According to the report, a "more accurate assessment of current border management difficulties is that the South African government has never been able to control the movement of people across any of its borders."
The government has shied away from producing its own estimate of a Zimbabwean exodus, but this is not a position it has always held on undocumented migrants.
In 2000, Mangosuthu Buthelezi, the then Home Affairs Minister, said at a meeting with Germany's interior minister, Otto Schily, in Berlin, that "official sources suggest figures ranging from 4 [million] to 8 million [undocumented migrants]... At grassroots level instances of xenophobia have been registered, and the possibility that such negative feelings are becoming endemic within our population."

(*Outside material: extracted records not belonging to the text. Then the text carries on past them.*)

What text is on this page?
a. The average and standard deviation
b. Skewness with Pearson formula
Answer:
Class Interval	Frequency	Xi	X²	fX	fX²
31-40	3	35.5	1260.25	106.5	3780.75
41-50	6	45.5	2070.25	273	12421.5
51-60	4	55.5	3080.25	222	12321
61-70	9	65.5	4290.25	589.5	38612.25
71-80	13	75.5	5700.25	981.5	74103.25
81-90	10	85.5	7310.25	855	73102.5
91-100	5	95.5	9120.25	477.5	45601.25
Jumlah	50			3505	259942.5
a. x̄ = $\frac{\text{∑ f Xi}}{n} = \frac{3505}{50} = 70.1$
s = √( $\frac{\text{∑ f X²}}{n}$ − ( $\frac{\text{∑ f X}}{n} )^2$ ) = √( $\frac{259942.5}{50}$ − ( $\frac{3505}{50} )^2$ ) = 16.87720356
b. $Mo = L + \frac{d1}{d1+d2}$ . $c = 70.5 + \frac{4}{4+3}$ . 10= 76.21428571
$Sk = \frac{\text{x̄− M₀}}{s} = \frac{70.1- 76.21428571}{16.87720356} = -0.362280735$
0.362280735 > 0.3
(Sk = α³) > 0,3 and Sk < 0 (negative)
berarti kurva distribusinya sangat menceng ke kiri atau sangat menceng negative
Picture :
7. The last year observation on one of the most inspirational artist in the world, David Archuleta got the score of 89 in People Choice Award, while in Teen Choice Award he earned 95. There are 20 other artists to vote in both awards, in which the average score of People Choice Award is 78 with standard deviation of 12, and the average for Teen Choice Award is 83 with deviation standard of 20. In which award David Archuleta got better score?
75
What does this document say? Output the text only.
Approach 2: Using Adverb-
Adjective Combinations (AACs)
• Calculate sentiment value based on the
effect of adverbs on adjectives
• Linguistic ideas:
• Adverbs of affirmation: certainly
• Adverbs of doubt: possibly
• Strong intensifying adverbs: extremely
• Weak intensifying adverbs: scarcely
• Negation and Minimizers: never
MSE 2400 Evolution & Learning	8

The Human Sciences Research Council, from where Buthelezi sourced the figures, subsequently withdrew them, citing a flawed research methodolgy. In the late 1990s, SAMP and Statistics South Africa estimated that around 500,000 undocumented migrants were residing in South Africa.

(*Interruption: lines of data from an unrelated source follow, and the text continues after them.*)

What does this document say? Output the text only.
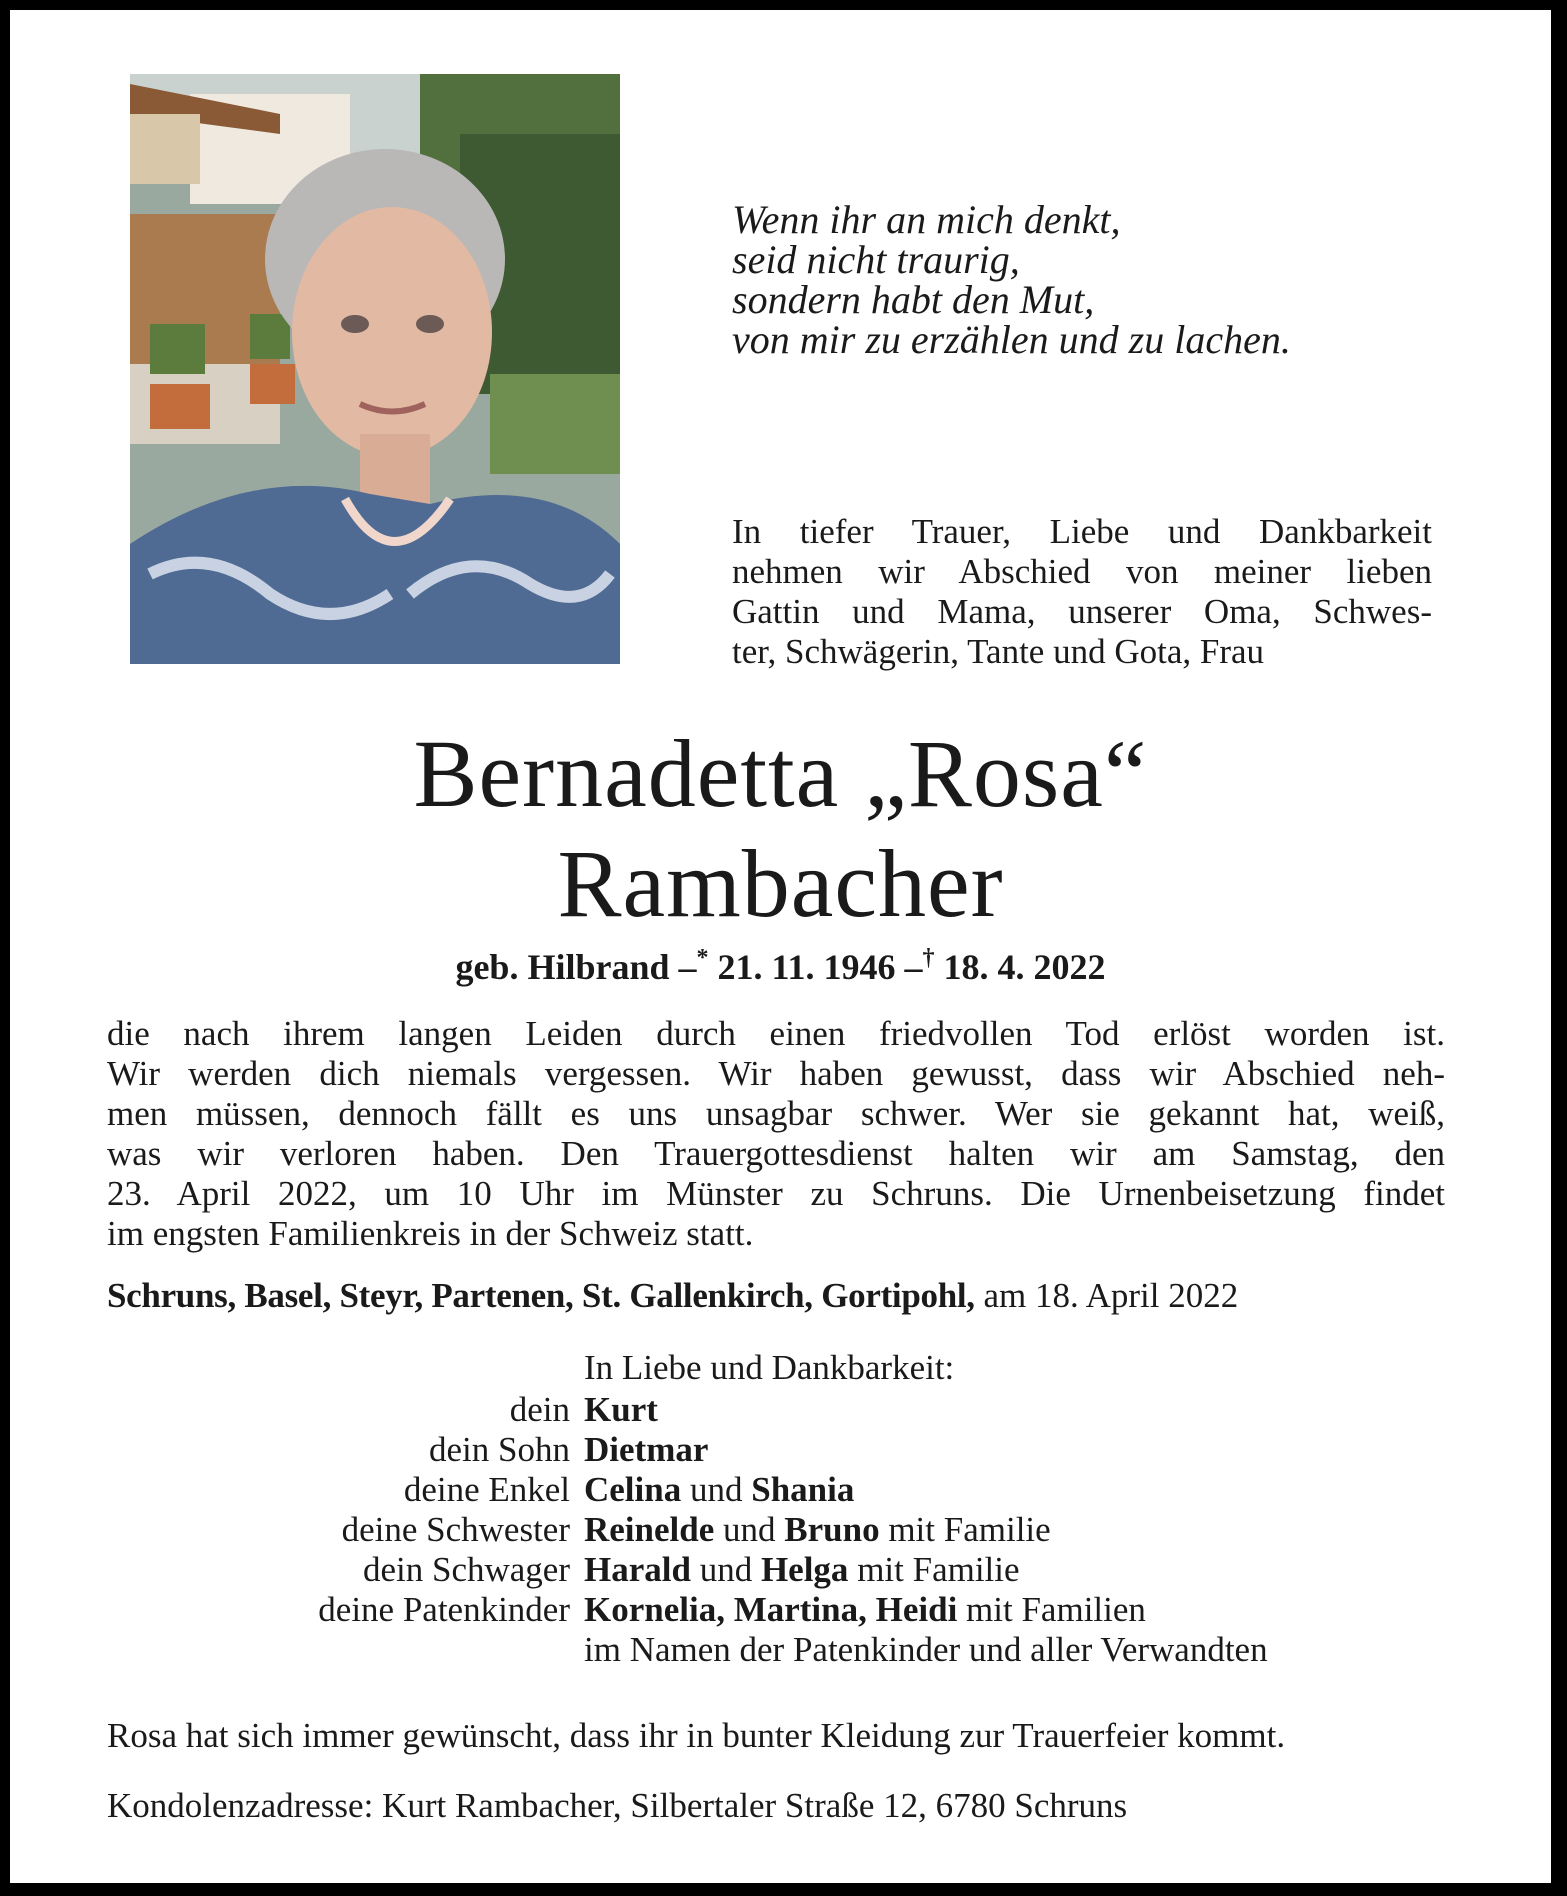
Wenn ihr an mich denkt,
seid nicht traurig,
sondern habt den Mut,
von mir zu erzählen und zu lachen.
In tiefer Trauer, Liebe und Dankbarkeit
nehmen wir Abschied von meiner lieben
Gattin und Mama, unserer Oma, Schwes-
ter, Schwägerin, Tante und Gota, Frau
Bernadetta „Rosa“
Rambacher
geb. Hilbrand –* 21. 11. 1946 –† 18. 4. 2022
die nach ihrem langen Leiden durch einen friedvollen Tod erlöst worden ist.
Wir werden dich niemals vergessen. Wir haben gewusst, dass wir Abschied neh-
men müssen, dennoch fällt es uns unsagbar schwer. Wer sie gekannt hat, weiß,
was wir verloren haben. Den Trauergottesdienst halten wir am Samstag, den
23. April 2022, um 10 Uhr im Münster zu Schruns. Die Urnenbeisetzung findet
im engsten Familienkreis in der Schweiz statt.
Schruns, Basel, Steyr, Partenen, St. Gallenkirch, Gortipohl, am 18. April 2022
In Liebe und Dankbarkeit:
dein Kurt
dein Sohn Dietmar
deine Enkel Celina und Shania
deine Schwester Reinelde und Bruno mit Familie
dein Schwager Harald und Helga mit Familie
deine Patenkinder Kornelia, Martina, Heidi mit Familien
im Namen der Patenkinder und aller Verwandten
Rosa hat sich immer gewünscht, dass ihr in bunter Kleidung zur Trauerfeier kommt.
Kondolenzadresse: Kurt Rambacher, Silbertaler Straße 12, 6780 Schruns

During the time of both British colonialism and apartheid, South Africa's mining-based economy drew hundreds of thousands of migrants from throughout region, although on a more 'formalised' basis than has been experienced since the country's first democratic elections in 1994.
The continent's economic powerhouse has become a magnet, and few would dispute that Gauteng, South Africa's richest province, hosts nationals from all of Africa's 53 states - it is only the size of the community that varies.
Basothos, Mozambicans, Malawians and Zimbabweans are probably the largest immigrant communities, yet Somalis, although having a much smaller immigrant population of about 20,000, have borne the brunt of a fierce xenophobia: according to human rights organisations, at least 30 Somali nationals were killed in 2006 alone.
South Africa's abuse of international refugee laws
The report cited "the denial of asylum in South Africa to victims of persecution, violence and conflict" as an issue requiring redress by the South African authorities.
The number of undocumented Zimbabwean migrants has become a heated domestic political issue, with the main opposition party, the Democratic Alliance (DA), calling for the establishment of refugee camps for Zimbabwe's "economic refugees", while government has "supported its denial of the need for camps by suggesting that almost none of these migrants are legitimate asylum seekers", the report said.
South Africa's Home Affairs Department has used statistical evidence in their defence, saying that only one Zimbabwean had claimed asylum at the Beitbridge border post between 1 January and 30 June 2007.
However, in 2006, according to Home Affairs, 18,973 applications for asylum were lodged by Zimbabweans - 35.4 percent of the 53,363 asylum applications made in the calendar year. There are no statistics available for asylum applications in 2004 and 2005.
"Our research suggests that the numbers of Zimbabweans formally applying for asylum may be significantly distorted by local officials' poor understanding of, and/or an unwillingness to administer the country's refugee laws. Some offcials we spoke to believed all Zimbabweans were economic migrants, or not 'real' refugees," the report commented.
Observations at the Beitbridge office by the Musina Legal Advice Office, one of the report's authors, found South African border officials denying Zimbabweans the same opportunity as other nationals to claim asylum.
"If these observations are correct, the South African government is responsible for contravening the most fundamental principle of international refugee law: non refoulment," the report said.
Non refoulment is the principle that no person should be expelled from, or refused entry, to a country, if such an act would expose them to specified forms of threat or persecution.
According to the report, "By supporting the notion that all Zimbabweans are economic refugees, or illegal immigrants, Home Affairs officials in Pretoria tacitly condone the illegal activities of their junior officials."